"O Pequeno Príncipe" na versão de Stanley Donen

O PEQUENO PRÍNCIPE NA VERSÃO DE STANLEY DONEN
Miguel Carqueija

Resenha do filme “O Pequeno Príncipe” (The Littler Prince), produzido e dirigido por Stanley Donen (Inglaterra, EUA, 1974). Adaptação do livro “Le Petit Prince”, de Antoine de Saint-Exupèry. Coreografia: Bob Fosse. Fotografia: Christopher Challis. Roteiro e canções: Alan Jay Lerner. Música: Frederick Loewe.
Elenco:
O Pequeno Príncipe.............................Steven Warner
O Aviador.............................................Richard Kiley
Rei........................................................Joss Ackland
Homem de Negócios............................Clive Revill
Historiador...........................................Victor Spinetti
General................................................Graham Crowden
Rosa.....................................................Donna Mc Kechnie
Cobra...................................................Bob Fosse
Raposa.................................................Gene Wilder

Decididamente, este filme é uma grande decepção! A obra original, a célebre fantasia escrita pelo aviador francês Antoine de Saint-Exupèry (1943, um ano antes de seu desaparecimento nas areias do Saara — o que confere uma qualidade arrepiante ao livro profético) não é apenas uma obra-prima: é um dos livros do século XX, comparável a “1984” de George Orwell, “Arquipélago Gulag” de Soljenítsin, “Grande sertão: veredas” de Guimarães Rosa, “Cidade” de Clifford D. Simak, “Deuses, túmulos e sábios” de C.W. Ceram e outros. Infelizmente teve de ser filmado por um produtor de mão pesada como Stanley Donen, responsável por abacaxis tipo “Sete noivas para sete irmãos” e “Cantando na chuva”.
Talvez seja exagero dizer que ele assassinou a obra de Saint-Exupèry, porque restaram algumas cenas bonitas, mas entre elas não se inclui decididamente a farra no oásis, que parece ir contra a dignidade do personagem, o misterioso menino alienígena. De resto, há inúmeras deturpações. Por exemplo, quando sai do asteroide B-612, aborrecido com sua rosa, o principezinho sem nome (como de resto o aviador também não tem nome) visita uma série de asteroides. No livro são asteroides habitados respectivamente por um rei, um vaidoso, um bêbado, um homem de negócios, um geógrafo e um acendedor de lampião. Este último, o mais interessante (obrigado por um regulamento que não mudava a acender ou apagar o lampião a cada minuto, para acompanhar o rápido girar do astro, pois o dia tinha a duração de um minuto) foi descartado, assim como o bêbado, o geógrafo e o vaidoso. Restaram o rei e o homem de negócios e inventaram um general e um historiador.

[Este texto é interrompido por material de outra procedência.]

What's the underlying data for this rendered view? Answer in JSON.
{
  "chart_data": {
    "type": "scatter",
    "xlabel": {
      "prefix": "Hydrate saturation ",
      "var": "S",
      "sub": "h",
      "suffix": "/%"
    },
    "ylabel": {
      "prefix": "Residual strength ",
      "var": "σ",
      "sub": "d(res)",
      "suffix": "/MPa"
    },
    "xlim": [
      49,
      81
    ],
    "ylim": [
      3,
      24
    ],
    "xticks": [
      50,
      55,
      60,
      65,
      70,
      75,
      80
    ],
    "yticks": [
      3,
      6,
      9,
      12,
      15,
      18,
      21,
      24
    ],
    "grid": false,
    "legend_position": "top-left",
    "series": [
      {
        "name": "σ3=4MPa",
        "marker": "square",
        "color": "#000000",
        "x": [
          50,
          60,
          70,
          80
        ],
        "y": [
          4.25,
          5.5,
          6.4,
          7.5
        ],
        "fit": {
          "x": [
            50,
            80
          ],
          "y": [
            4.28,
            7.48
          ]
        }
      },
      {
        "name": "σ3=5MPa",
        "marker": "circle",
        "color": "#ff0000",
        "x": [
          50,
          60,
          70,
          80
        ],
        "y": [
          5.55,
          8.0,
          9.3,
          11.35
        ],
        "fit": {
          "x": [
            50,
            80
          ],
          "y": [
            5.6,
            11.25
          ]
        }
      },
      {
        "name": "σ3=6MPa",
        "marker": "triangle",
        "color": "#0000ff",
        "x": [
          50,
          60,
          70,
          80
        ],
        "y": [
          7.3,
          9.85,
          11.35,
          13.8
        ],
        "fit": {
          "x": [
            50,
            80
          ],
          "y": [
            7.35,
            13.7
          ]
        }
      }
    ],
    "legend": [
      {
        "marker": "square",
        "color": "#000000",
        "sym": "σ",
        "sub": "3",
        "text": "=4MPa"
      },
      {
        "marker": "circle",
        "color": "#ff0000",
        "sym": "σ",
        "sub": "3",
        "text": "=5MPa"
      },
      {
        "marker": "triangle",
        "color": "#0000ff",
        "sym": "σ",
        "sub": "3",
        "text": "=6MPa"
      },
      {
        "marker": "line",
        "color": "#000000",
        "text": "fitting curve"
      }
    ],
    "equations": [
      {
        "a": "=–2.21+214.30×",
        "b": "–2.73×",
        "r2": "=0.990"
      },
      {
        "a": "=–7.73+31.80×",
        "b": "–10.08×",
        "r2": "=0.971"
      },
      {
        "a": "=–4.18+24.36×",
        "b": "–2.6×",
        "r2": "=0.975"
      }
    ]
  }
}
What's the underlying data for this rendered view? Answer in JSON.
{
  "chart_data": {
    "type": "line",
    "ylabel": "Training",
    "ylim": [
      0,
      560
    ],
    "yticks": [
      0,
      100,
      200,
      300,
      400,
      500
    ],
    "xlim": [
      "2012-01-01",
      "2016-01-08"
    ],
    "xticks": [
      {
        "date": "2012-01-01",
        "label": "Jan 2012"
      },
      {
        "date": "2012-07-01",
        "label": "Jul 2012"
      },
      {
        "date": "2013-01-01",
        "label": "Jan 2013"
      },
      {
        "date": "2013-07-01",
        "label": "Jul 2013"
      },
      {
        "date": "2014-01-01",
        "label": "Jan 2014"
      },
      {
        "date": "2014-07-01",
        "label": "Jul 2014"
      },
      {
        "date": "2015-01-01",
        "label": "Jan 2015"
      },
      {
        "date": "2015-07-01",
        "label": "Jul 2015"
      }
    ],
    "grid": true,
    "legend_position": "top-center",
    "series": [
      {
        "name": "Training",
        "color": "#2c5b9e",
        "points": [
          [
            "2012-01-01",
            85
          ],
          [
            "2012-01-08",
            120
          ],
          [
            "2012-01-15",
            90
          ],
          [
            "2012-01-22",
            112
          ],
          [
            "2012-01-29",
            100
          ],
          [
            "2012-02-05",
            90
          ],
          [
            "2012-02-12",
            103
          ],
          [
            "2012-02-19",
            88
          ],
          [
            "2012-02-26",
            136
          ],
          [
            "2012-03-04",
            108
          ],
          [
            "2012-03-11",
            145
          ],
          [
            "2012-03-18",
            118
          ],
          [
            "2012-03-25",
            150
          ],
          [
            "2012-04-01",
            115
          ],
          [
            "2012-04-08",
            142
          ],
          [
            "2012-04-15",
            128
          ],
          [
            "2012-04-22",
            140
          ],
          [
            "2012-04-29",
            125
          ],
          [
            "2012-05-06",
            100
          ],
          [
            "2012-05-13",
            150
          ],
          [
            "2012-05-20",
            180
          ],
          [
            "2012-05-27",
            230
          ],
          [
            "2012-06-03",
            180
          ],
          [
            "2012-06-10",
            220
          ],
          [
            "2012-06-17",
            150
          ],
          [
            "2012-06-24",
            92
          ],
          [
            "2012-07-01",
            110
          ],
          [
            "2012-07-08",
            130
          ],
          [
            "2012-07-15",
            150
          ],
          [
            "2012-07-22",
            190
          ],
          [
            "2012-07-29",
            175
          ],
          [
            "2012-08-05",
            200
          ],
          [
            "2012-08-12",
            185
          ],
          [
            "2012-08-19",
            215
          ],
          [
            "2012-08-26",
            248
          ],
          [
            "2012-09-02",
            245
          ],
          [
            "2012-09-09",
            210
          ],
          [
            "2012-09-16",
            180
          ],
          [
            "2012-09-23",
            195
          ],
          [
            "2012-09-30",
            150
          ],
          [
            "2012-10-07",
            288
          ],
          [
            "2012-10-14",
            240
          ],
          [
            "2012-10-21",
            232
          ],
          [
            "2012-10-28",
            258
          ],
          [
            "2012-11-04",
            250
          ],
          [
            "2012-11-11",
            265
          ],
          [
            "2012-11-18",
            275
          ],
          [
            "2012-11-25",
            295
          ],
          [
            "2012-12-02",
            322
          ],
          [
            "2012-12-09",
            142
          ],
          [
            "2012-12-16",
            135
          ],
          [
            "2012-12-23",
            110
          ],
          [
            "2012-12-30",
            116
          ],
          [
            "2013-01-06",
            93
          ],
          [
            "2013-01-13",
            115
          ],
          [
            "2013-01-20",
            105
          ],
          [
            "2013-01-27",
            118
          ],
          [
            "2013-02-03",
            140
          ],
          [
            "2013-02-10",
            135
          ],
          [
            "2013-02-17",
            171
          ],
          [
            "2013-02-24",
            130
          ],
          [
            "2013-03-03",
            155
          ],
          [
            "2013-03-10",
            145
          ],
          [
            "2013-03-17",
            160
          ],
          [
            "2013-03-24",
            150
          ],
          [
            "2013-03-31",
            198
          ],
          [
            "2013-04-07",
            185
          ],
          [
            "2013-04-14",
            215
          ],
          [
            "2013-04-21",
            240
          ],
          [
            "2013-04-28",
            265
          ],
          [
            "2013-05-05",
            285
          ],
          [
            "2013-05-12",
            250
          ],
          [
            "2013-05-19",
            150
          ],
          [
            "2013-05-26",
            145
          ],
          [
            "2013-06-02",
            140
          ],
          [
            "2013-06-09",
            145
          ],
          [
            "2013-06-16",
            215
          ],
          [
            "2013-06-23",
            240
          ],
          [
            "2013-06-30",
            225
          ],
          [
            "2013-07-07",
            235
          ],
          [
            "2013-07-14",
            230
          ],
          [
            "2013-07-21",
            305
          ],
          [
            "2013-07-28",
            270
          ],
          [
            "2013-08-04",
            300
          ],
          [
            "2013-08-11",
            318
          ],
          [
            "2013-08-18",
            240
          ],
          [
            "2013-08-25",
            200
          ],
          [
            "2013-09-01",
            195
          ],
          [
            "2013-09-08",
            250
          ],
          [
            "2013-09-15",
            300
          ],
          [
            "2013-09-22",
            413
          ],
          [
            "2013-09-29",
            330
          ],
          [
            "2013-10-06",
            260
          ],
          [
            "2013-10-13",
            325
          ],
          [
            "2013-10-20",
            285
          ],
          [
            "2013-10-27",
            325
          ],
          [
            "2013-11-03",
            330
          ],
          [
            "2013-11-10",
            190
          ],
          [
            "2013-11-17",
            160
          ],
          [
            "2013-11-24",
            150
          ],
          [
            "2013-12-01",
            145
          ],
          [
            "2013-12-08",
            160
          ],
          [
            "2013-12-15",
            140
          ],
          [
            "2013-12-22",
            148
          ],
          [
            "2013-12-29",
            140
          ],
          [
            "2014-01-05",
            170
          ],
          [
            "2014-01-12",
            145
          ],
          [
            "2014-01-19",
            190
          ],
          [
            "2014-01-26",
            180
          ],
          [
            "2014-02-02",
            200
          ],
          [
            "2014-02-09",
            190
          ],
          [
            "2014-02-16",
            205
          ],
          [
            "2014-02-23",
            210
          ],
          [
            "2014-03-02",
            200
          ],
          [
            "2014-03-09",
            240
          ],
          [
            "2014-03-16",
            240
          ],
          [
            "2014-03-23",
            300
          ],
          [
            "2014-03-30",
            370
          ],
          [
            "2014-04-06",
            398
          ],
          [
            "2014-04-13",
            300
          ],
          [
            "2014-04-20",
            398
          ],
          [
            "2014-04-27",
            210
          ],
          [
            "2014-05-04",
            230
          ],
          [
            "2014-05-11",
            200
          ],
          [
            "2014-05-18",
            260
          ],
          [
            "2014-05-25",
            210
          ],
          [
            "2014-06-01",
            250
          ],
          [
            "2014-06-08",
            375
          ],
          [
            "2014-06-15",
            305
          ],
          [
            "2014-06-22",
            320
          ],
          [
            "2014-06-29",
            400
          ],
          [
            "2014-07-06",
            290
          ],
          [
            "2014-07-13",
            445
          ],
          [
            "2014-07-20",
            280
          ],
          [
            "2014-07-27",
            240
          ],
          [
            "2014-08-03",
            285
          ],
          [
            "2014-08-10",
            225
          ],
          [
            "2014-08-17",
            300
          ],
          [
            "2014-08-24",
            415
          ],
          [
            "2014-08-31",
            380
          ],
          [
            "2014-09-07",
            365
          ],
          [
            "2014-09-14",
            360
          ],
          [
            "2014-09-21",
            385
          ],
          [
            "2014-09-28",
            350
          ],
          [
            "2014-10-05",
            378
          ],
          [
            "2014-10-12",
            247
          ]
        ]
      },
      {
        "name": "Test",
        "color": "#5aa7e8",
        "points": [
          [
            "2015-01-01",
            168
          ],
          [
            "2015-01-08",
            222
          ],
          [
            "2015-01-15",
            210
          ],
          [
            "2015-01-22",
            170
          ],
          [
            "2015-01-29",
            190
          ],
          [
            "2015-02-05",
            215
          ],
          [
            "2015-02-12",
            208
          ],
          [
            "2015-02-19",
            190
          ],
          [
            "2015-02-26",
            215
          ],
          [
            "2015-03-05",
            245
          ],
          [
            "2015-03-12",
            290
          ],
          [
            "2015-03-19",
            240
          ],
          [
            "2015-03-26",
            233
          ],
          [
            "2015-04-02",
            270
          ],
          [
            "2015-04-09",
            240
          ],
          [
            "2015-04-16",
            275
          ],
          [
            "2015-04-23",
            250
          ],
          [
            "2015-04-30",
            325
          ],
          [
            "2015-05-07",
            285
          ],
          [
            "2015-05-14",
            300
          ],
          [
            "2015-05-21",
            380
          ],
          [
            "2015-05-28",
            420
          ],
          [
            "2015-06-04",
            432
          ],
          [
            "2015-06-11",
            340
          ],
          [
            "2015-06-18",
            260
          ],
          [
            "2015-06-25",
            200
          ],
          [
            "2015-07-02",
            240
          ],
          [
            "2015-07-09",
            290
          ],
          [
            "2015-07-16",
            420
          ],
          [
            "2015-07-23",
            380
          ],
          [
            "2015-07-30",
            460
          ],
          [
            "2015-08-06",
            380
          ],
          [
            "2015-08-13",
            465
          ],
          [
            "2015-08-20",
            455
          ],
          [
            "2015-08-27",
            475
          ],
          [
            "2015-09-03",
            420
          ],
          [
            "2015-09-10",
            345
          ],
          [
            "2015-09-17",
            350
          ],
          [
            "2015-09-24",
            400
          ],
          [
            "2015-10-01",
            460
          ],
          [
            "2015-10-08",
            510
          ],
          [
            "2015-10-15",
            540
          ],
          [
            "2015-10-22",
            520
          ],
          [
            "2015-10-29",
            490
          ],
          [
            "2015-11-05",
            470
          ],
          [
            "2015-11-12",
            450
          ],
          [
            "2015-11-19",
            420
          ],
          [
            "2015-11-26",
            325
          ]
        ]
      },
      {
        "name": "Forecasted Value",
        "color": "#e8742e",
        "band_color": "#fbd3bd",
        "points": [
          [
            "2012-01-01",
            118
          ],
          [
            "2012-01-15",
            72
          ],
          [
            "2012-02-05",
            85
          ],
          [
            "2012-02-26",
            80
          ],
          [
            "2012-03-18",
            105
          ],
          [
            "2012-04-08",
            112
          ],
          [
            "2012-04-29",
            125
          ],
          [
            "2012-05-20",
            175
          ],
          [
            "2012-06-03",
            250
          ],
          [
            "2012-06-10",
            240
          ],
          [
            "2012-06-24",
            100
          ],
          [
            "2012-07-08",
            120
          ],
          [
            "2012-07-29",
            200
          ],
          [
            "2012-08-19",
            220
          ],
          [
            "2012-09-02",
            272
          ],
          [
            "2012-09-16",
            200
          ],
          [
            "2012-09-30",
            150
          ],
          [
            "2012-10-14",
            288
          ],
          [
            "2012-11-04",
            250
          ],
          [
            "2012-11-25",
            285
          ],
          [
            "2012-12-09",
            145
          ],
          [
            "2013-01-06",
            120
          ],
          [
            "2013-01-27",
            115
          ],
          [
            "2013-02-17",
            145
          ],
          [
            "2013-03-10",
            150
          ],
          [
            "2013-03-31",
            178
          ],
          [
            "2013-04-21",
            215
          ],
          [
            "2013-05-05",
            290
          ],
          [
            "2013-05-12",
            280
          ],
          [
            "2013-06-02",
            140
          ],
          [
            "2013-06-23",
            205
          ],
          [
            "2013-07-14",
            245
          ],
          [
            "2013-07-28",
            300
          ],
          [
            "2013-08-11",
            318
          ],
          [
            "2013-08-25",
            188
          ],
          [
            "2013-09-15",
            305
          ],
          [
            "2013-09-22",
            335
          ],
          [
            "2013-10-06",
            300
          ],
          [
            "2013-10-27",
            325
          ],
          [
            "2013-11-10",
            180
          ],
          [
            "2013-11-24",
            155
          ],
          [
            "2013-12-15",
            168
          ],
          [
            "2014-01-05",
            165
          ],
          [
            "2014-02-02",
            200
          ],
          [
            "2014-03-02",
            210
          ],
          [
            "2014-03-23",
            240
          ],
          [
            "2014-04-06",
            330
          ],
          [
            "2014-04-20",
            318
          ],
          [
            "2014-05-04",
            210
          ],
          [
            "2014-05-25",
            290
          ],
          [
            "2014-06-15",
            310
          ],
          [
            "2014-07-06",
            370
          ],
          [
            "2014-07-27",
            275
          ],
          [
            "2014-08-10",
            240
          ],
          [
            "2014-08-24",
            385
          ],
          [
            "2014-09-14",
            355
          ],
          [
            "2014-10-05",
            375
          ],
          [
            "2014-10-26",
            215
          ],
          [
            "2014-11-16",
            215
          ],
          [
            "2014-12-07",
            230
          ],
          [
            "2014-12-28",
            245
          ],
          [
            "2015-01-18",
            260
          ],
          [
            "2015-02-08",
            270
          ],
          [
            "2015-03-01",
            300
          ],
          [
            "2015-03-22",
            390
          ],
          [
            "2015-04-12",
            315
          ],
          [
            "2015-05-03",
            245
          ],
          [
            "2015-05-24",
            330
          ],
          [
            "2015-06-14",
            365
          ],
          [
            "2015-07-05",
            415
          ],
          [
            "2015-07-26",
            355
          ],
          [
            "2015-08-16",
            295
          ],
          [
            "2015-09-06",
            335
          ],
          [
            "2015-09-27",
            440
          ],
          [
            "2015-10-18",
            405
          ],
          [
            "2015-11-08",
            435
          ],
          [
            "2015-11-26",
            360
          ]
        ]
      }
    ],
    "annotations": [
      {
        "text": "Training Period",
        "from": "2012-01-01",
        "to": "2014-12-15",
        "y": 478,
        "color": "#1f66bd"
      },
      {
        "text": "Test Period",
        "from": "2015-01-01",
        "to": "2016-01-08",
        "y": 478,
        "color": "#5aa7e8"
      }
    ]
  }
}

As cenas com lentes convexas, como se passando dentro dos asteroides, ficaram horríveis. Pior, sem os mesmos diálogos do livro, de alcance filosófico e satírico, as visitas perderam o sentido e são rápidas demais.
Outro problema é o caráter musical da película. Não me parece que a obra original combine com musicais, e os números, servidos por melodias e letras ruins, são chatos e insossos como costumam ser os musicais norte-americanos, apesar deste ser co-produção inglesa.
Outro detalhe horroroso é a humanização de personagens animais (a cobra e a raposa) e até da rosa, com uma mulher dentro da flor.
No fundo todo o sentido espiritual de “Le Petit Prince’ foi praticamente esvaziado. No Brasil a tradução original foi elaborada por Dom Marcos Barbosa, o monge poeta, e é sabido que o personagem vem a ser uma metáfora de Jesus Cristo. De tudo isso, a não ser a sugestão de morte redentora e ressurreição com o desaparecimento do corpo, quase não se pode perceber num filme tão precário.
O ideal seria uma longa-metragem em animação.
O ator-mirim, Steven Warner, só trabalhou nesta obra. Pena, ele fez bem o seu trabalho. Os astros-mirins costumam ter carreira curta, às vezes mesmo de um só trabalho como neste caso.

Rio de Janeiro, 2 de fevereiro de 2019.